- McCormick in May 2020
- Born: Moses Monweal McCormick March 12, 1981 Akron, Ohio, U.S.
- Died: March 4, 2021 (aged 39) Phoenix, Arizona, U.S.
- Occupations: YouTuber; language coach;

YouTube information
- Channel: laoshu505000;
- Years active: 2008–2021
- Genre: Entertainment
- Subscribers: 1.23 million
- Views: 220 million
- Website: imabouttolevelup.biz

= Moses McCormick =

American YouTuber (1981–2021)

Moses Monweal McCormick (March 12, 1981 – March 4, 2021), also known as Laoshu (from 老鼠 (lǎoshǔ), ) or Laoshu505000, was an American YouTuber and language coach.

==Language learning==
McCormick gained popularity by speaking several languages with native speakers that he met in public places, and uploading the videos on his YouTube channel. He called this activity "leveling up".

McCormick taught language lessons remotely over the Internet, over time developing his own language learning method, which he called FLR (Foreign Language Roadrunning). According to his YouTube biography, "When I first began language learning 20 years ago, I noticed that most language books and classes did not teach students how to prepare for real world conversations. In an attempt to solve this issue, I developed my own method, The FLR Method."
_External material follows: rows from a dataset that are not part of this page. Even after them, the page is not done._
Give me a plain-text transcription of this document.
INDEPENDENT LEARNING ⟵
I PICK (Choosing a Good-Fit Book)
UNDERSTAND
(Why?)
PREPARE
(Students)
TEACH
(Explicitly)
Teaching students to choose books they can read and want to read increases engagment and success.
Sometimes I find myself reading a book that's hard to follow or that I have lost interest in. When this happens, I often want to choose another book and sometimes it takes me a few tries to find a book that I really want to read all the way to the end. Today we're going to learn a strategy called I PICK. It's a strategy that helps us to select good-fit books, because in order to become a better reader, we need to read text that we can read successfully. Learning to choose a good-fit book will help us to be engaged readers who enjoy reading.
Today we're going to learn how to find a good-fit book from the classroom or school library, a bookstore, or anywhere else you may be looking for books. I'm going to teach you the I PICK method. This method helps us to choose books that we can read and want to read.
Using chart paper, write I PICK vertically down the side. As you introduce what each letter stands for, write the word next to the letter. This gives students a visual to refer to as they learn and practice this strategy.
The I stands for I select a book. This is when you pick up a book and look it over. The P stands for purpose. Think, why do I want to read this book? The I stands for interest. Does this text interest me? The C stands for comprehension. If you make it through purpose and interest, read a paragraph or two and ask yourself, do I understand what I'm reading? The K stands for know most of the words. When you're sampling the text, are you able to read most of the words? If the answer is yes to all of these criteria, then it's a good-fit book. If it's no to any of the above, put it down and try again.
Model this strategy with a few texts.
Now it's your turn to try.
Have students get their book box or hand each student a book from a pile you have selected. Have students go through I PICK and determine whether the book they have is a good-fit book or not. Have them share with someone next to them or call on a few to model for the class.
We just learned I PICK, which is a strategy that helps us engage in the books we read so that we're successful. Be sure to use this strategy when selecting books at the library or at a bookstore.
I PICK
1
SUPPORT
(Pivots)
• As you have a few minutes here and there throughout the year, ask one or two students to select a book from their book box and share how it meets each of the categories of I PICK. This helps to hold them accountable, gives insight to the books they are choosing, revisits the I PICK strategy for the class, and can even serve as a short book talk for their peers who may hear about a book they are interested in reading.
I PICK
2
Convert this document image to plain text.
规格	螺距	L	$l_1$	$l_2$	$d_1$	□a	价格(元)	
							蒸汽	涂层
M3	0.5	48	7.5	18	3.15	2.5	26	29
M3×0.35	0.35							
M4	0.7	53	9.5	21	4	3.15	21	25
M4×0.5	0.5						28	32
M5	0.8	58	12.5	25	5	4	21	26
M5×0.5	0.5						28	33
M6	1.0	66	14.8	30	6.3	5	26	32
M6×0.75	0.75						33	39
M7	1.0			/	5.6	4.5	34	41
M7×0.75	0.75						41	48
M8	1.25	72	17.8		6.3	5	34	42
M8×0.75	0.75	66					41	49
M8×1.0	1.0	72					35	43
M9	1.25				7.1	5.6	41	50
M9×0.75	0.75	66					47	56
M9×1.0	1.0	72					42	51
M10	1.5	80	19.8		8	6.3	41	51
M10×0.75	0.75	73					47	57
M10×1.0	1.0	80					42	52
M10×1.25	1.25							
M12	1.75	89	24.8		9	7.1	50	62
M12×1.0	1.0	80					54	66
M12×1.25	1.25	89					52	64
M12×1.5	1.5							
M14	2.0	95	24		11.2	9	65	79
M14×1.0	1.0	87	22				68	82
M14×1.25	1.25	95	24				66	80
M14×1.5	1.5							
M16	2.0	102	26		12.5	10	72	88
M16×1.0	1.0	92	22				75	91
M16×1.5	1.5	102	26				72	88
The foreign language in which McCormick was most fluent was Mandarin Chinese. He also spoke around twenty languages at a basic conversational level, including Japanese, Vietnamese, Cantonese, Korean, Somali, Spanish, and Swahili.

==Death==
McCormick died on March 4, 2021, in Phoenix, Arizona, at the age of 39, reportedly from heart complications.